AIBU to expect ex-H *not* to say things like this to the kids?(7 Posts)
For context, we have one child with diagnosed ASD, who internalises anxiety, and one child currently being assessed with CAMHS who has 'significant anxiety'.
A couple of weeks ago I booked a holiday to Majorca with the DC, also paying to take one of my parents along as an extra pair of hands. This holiday will be our first abroad (except DLP) and their first flights, so has been built up over a long period of time.
The kids are all worried now, as last week their dad decided to tell them that many children get kidnapped abroad and are never found again
I discussed it with him this morning, and he "just wanted to warn them to be careful", and is "anxious about them going away". I said that this isn't about him, that his careless words have a huge effect on our children, ad that he should have discussed any concerns with me, not the children. I may now have 10 months of anxiety from the children because of his comments. He reckons he told them about it now "so they have time to forget about it before they go".
AIBU to expect him to not act like this? The kids are 8 and 11.
(He has previous for saying things to the kids, walking off without making sure they understand, and I'm left having to deal with the fallout of them trying to process it.)
YANBU that he's out of order. I have no idea how you would prevent him from making such stupid comments, though. Does he understand their anxiety issues? Does he understand how it affects them daily?
Next time perhaps don't tell him your plans so far in advance. It's sad to not be able to be open with him, but if he's going to make such a mess perhaps best he doesn't know til much closer.
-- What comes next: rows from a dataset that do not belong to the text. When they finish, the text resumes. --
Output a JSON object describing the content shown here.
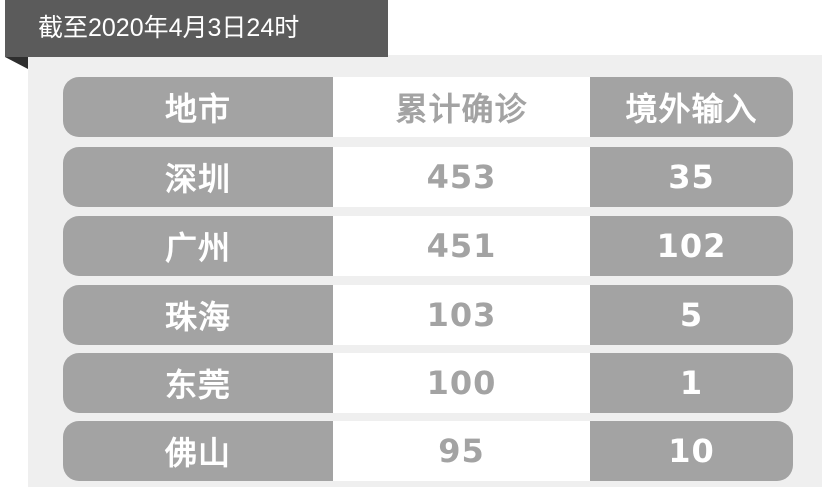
{
  "title": "截至2020年4月3日24时",
  "table": {
    "headers": [
      "地市",
      "累计确诊",
      "境外输入"
    ],
    "rows": [
      [
        "深圳",
        "453",
        "35"
      ],
      [
        "广州",
        "451",
        "102"
      ],
      [
        "珠海",
        "103",
        "5"
      ],
      [
        "东莞",
        "100",
        "1"
      ],
      [
        "佛山",
        "95",
        "10"
      ]
    ]
  },
  "colors": {
    "banner": "#5b5b5b",
    "cell_gray": "#a3a3a3",
    "panel": "#efefef"
  }
}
FFS! It's Majorca, and you don't say things like that to any child, certainly not to ones with serious anxiety issues!!!!!!!!!!!!!!!!!!!!!!!!
I can see why he's ex.
It's a pretty peculiar thing to say to your dcs even if they don't have anxiety. Is your ex worried this might happen to the dcs?
No, he does not understand their issues at all. When he said that it was because he was "anxious" over them going away, I pointed out that feeling anxious and having anxiety problems are two very different things. He said if he went to the doctor he would get diagnosed with anxiety too. He didn't agree with me that if he suffers anxiety problems, he should have more of an insight as to why saying this to the children was a Bad Idea.
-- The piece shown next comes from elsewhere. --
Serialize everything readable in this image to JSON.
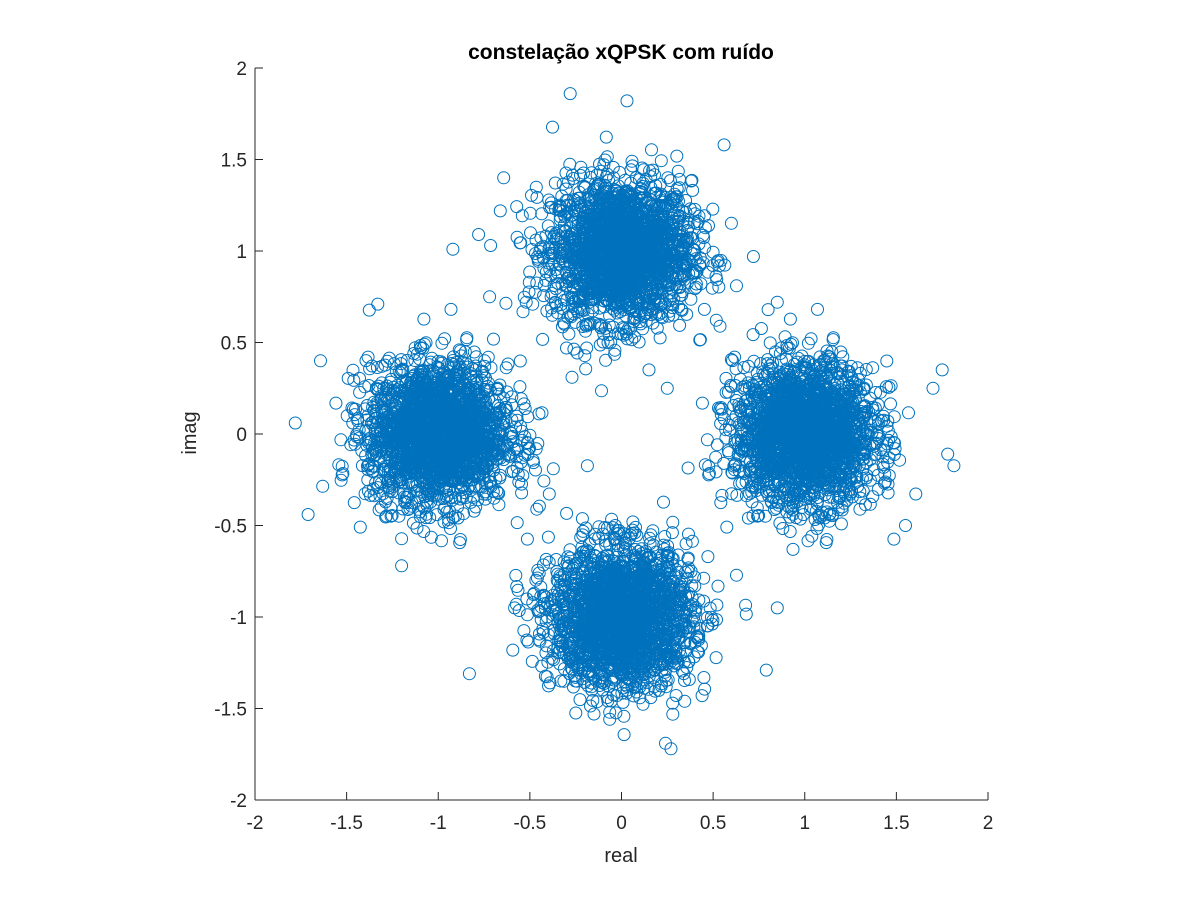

He has no understand, or respect, for their MH issues at all, has never been to an appointment - CAMHS, GP, OT, school, psychology - for either of them at all (this has been our [me and kids] lives for the past 8 years).
I pointed out to him that he doesn't make these comments when I take them away in the UK - where statistically more children are abducted or assaulted - or indeed in everyday life, where I am their main carer. I told him that if he has genuine concerns about my ability to look after them abroad, there are steps he can take through court to prevent it. He wouldn't though, because that would mean having to be proactive and not just shooting his mouth off.
neolara I'm doubtful that he has genuine concerns. The situations he puts the children into on a regular basis would not fit with any thoughts of anxiety over their well-being. It's more likely he a) is jealous that I am providing them with this opportunity, b) is still bitter and resentful towards me despite that we have been separated for 8 years, or c) just once again opened his mouth without thinking through the consequences of his brain-fart.
FWIW, I do suffer from anxiety, and see a psychologist, but would never entertain the thought of projecting my anxieties onto the children. Hence why I am paying to provide an extra pair of hands to come with us, and have researched and planned as much as possible to prepare both me and the children for this holiday.